Pat McCutcheon wants your vote in the upcoming B.C. provincial election.
McCutcheon, a retired engineer, is running as the Green Party candidate for Surrey-Cloverdale.
He said the high cost of living, climate change, and the steady decline in services that are available to Surreyites over the last three decades all drove him into politics in his quest to effect meaningful change.
“I’ve watched the health-care situation in Surrey deteriorate," said McCutcheon, who has lived in Cloverdale for more than 20 years. “I’ve watched the public-education system collapse. I’ve watched housing affordability go through the roof—the cost of living, and of course climate change.”
He said he got involved with the B.C. Greens in 2019 because of his concerns over climate change. He said the party also has a lot of “very progressive and innovative ideas” that could help fix problems with affordable housing, health care, and public education.

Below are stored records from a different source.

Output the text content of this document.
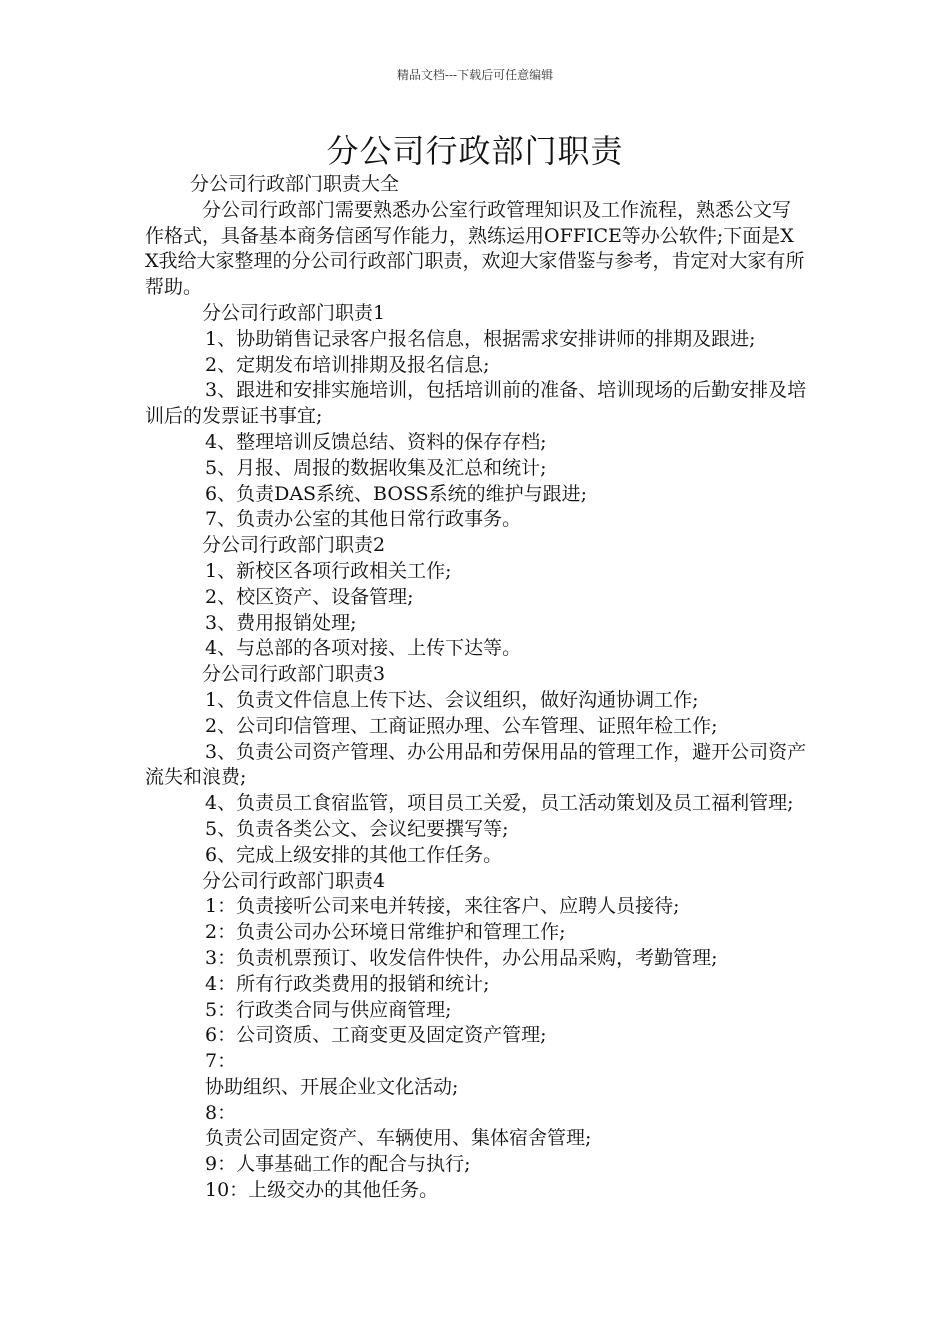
精品文档---下载后可任意编辑
分公司行政部门职责

分公司行政部门职责大全

分公司行政部门需要熟悉办公室行政管理知识及工作流程，熟悉公文写作格式，具备基本商务信函写作能力，熟练运用OFFICE等办公软件;下面是XX我给大家整理的分公司行政部门职责，欢迎大家借鉴与参考，肯定对大家有所帮助。

分公司行政部门职责1

1、协助销售记录客户报名信息，根据需求安排讲师的排期及跟进;

2、定期发布培训排期及报名信息;

3、跟进和安排实施培训，包括培训前的准备、培训现场的后勤安排及培训后的发票证书事宜;

4、整理培训反馈总结、资料的保存存档;

5、月报、周报的数据收集及汇总和统计;

6、负责DAS系统、BOSS系统的维护与跟进;

7、负责办公室的其他日常行政事务。

分公司行政部门职责2

1、新校区各项行政相关工作;

2、校区资产、设备管理;

3、费用报销处理;

4、与总部的各项对接、上传下达等。

分公司行政部门职责3

1、负责文件信息上传下达、会议组织，做好沟通协调工作;

2、公司印信管理、工商证照办理、公车管理、证照年检工作;

3、负责公司资产管理、办公用品和劳保用品的管理工作，避开公司资产流失和浪费;

4、负责员工食宿监管，项目员工关爱，员工活动策划及员工福利管理;

5、负责各类公文、会议纪要撰写等;

6、完成上级安排的其他工作任务。

分公司行政部门职责4

1：负责接听公司来电并转接，来往客户、应聘人员接待;

2：负责公司办公环境日常维护和管理工作;

3：负责机票预订、收发信件快件，办公用品采购，考勤管理;

4：所有行政类费用的报销和统计;

5：行政类合同与供应商管理;

6：公司资质、工商变更及固定资产管理;

7：

协助组织、开展企业文化活动;

8：

负责公司固定资产、车辆使用、集体宿舍管理;

9：人事基础工作的配合与执行;

10：上级交办的其他任务。
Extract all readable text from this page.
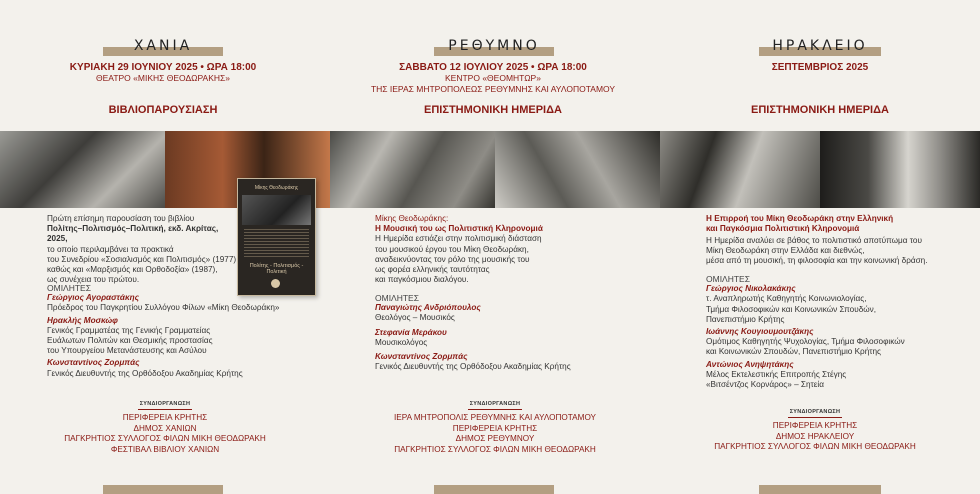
ΧΑΝΙΑ
ΚΥΡΙΑΚΗ 29 ΙΟΥΝΙΟΥ 2025 • ΩΡΑ 18:00
ΘΕΑΤΡΟ «ΜΙΚΗΣ ΘΕΟΔΩΡΑΚΗΣ»
ΒΙΒΛΙΟΠΑΡΟΥΣΙΑΣΗ
Μίκης Θεοδωράκης
Πολίτης - Πολιτισμός - Πολιτική
Πρώτη επίσημη παρουσίαση του βιβλίου
Πολίτης–Πολιτισμός–Πολιτική, εκδ. Ακρίτας, 2025,
το οποίο περιλαμβάνει τα πρακτικά
του Συνεδρίου «Σοσιαλισμός και Πολιτισμός» (1977)
καθώς και «Μαρξισμός και Ορθοδοξία» (1987),
ως συνέχεια του πρώτου.
ΟΜΙΛΗΤΕΣ
Γεώργιος Αγοραστάκης
Πρόεδρος του Παγκρητίου Συλλόγου Φίλων «Μίκη Θεοδωράκη»
Ηρακλής Μοσκώφ
Γενικός Γραμματέας της Γενικής Γραμματείας
Ευάλωτων Πολιτών και Θεσμικής προστασίας
του Υπουργείου Μετανάστευσης και Ασύλου
Κωνσταντίνος Ζορμπάς
Γενικός Διευθυντής της Ορθόδοξου Ακαδημίας Κρήτης
ΣΥΝΔΙΟΡΓΑΝΩΣΗ
ΠΕΡΙΦΕΡΕΙΑ ΚΡΗΤΗΣ
ΔΗΜΟΣ ΧΑΝΙΩΝ
ΠΑΓΚΡΗΤΙΟΣ ΣΥΛΛΟΓΟΣ ΦΙΛΩΝ ΜΙΚΗ ΘΕΟΔΩΡΑΚΗ
ΦΕΣΤΙΒΑΛ ΒΙΒΛΙΟΥ ΧΑΝΙΩΝ
ΡΕΘΥΜΝΟ
ΣΑΒΒΑΤΟ 12 ΙΟΥΛΙΟΥ 2025 • ΩΡΑ 18:00
ΚΕΝΤΡΟ «ΘΕΟΜΗΤΩΡ»
ΤΗΣ ΙΕΡΑΣ ΜΗΤΡΟΠΟΛΕΩΣ ΡΕΘΥΜΝΗΣ ΚΑΙ ΑΥΛΟΠΟΤΑΜΟΥ
ΕΠΙΣΤΗΜΟΝΙΚΗ ΗΜΕΡΙΔΑ
Μίκης Θεοδωράκης:
Η Μουσική του ως Πολιτιστική Κληρονομιά
Η Ημερίδα εστιάζει στην πολιτισμική διάσταση
του μουσικού έργου του Μίκη Θεοδωράκη,
αναδεικνύοντας τον ρόλο της μουσικής του
ως φορέα ελληνικής ταυτότητας
και παγκόσμιου διαλόγου.
ΟΜΙΛΗΤΕΣ
Παναγιώτης Ανδριόπουλος
Θεολόγος – Μουσικός
Στεφανία Μεράκου
Μουσικολόγος
Κωνσταντίνος Ζορμπάς
Γενικός Διευθυντής της Ορθόδοξου Ακαδημίας Κρήτης
ΣΥΝΔΙΟΡΓΑΝΩΣΗ
ΙΕΡΑ ΜΗΤΡΟΠΟΛΙΣ ΡΕΘΥΜΝΗΣ ΚΑΙ ΑΥΛΟΠΟΤΑΜΟΥ
ΠΕΡΙΦΕΡΕΙΑ ΚΡΗΤΗΣ
ΔΗΜΟΣ ΡΕΘΥΜΝΟΥ
ΠΑΓΚΡΗΤΙΟΣ ΣΥΛΛΟΓΟΣ ΦΙΛΩΝ ΜΙΚΗ ΘΕΟΔΩΡΑΚΗ
ΗΡΑΚΛΕΙΟ
ΣΕΠΤΕΜΒΡΙΟΣ 2025
ΕΠΙΣΤΗΜΟΝΙΚΗ ΗΜΕΡΙΔΑ
Η Επιρροή του Μίκη Θεοδωράκη στην Ελληνική
και Παγκόσμια Πολιτιστική Κληρονομιά
Η Ημερίδα αναλύει σε βάθος το πολιτιστικό αποτύπωμα του
Μίκη Θεοδωράκη στην Ελλάδα και διεθνώς,
μέσα από τη μουσική, τη φιλοσοφία και την κοινωνική δράση.
ΟΜΙΛΗΤΕΣ
Γεώργιος Νικολακάκης
τ. Αναπληρωτής Καθηγητής Κοινωνιολογίας,
Τμήμα Φιλοσοφικών και Κοινωνικών Σπουδών,
Πανεπιστήμιο Κρήτης
Ιωάννης Κουγιουμουτζάκης
Ομότιμος Καθηγητής Ψυχολογίας, Τμήμα Φιλοσοφικών
και Κοινωνικών Σπουδών, Πανεπιστήμιο Κρήτης
Αντώνιος Ανηψητάκης
Μέλος Εκτελεστικής Επιτροπής Στέγης
«Βιτσέντζος Κορνάρος» – Σητεία
ΣΥΝΔΙΟΡΓΑΝΩΣΗ
ΠΕΡΙΦΕΡΕΙΑ ΚΡΗΤΗΣ
ΔΗΜΟΣ ΗΡΑΚΛΕΙΟΥ
ΠΑΓΚΡΗΤΙΟΣ ΣΥΛΛΟΓΟΣ ΦΙΛΩΝ ΜΙΚΗ ΘΕΟΔΩΡΑΚΗ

McCutcheon's been frustrated with successive provincial governments for 30 years.
“It doesn't matter which party we're talking about … they take a reactive approach to the concerns and the demands that are on the various social services, like health care and public education,” he explained.
“Take public education, for instance. We know what the growth rate is in this city. We know there are 15,000 new people coming into Surrey each year. We know the neighbourhoods that are being built out. City Hall has developed 5 to 10 year plans for those neighbourhoods. But our provincial government waits until the student population shows up … so the day the doors open on that new school, they've got to drop another four portables on that property.”
He added the answer is to build the schools based on growth projections. “It’s unacceptable to me that we have about 400 portables in Surrey.”
McCutcheon said his party will solve the family doctor crisis in B.C. with a new “hub” model. He noted 900,000 people in B.C. don’t have family doctors.
“We do not have a shortage of family doctors in the province,” he explained. “In fact, we’ve got 6,600 family doctors. It’s just that about 2,500 of them, or so, don’t want to work in a family doctor practice because they don't want all the (hassles) that come with running a small business. They want to practice medicine.”
He said while red tape and business management woes are preventing many family doctors from opening their own practices. He said the B.C. Greens have a unique approach to solve the problem.
“We’re proposing what are known as Community Health Care Units,” McCutcheon explained. “These are team-based facilities, much like high schools where the government provides the infrastructure, the administration, and the maintenance.”
He said the government would open them and run them and hire all the staff and doctors. He said the doctors only responsibility would be to practice medicine. The plan would be for each big area to have one. In Surrey’s case, that would mean one for each of its five neighbourhoods.
In terms of the high cost of living facing many British Columbians, McCutcheon said his party would address that too.
"The B.C. Greens are proposing the following,” he said. “Overhaul the income tax system, shifting the burden more on to the high-income earners. Low- and middle-income earners would receive significant tax breaks, while the high-income earners would pay more.”
He said this will help to reverse the "accelerating" income and wealth gap in the province.
“Introduce a windfall tax on oil and gas companies,” he added. “Twenty-nine countries around the world have done this.”
He said his party would raise the qualifying income level on rental assistance programs such as SAFER and RAP, if elected.
"The Green party brings progressive, evidence-based policies to the table," McCutcheon added. "They will definitely improve our situation for a lot of the issues in B.C. We don't need to do things the way they've been done for the last four years. There are better way to do things."
McCutcheon joins B.C. NDP incumbent Mike Starchuk, B.C. United candidate Dr. Claudine Storness-Bliss, and surprise B.C. Conservative candidate Elenore Sturko in what political commentators say will be a hotly contested riding over the next four months in the run up to the 2024 B.C. provincial election.
In terms of the next election, the riding of Surrey-Cloverdale has changed a little. The western portion, from Highway 15 west, including West Cloverdale, is now part of the new riding of Surrey-Serpentine River.
The provincial election will be held Oct. 19, 2024.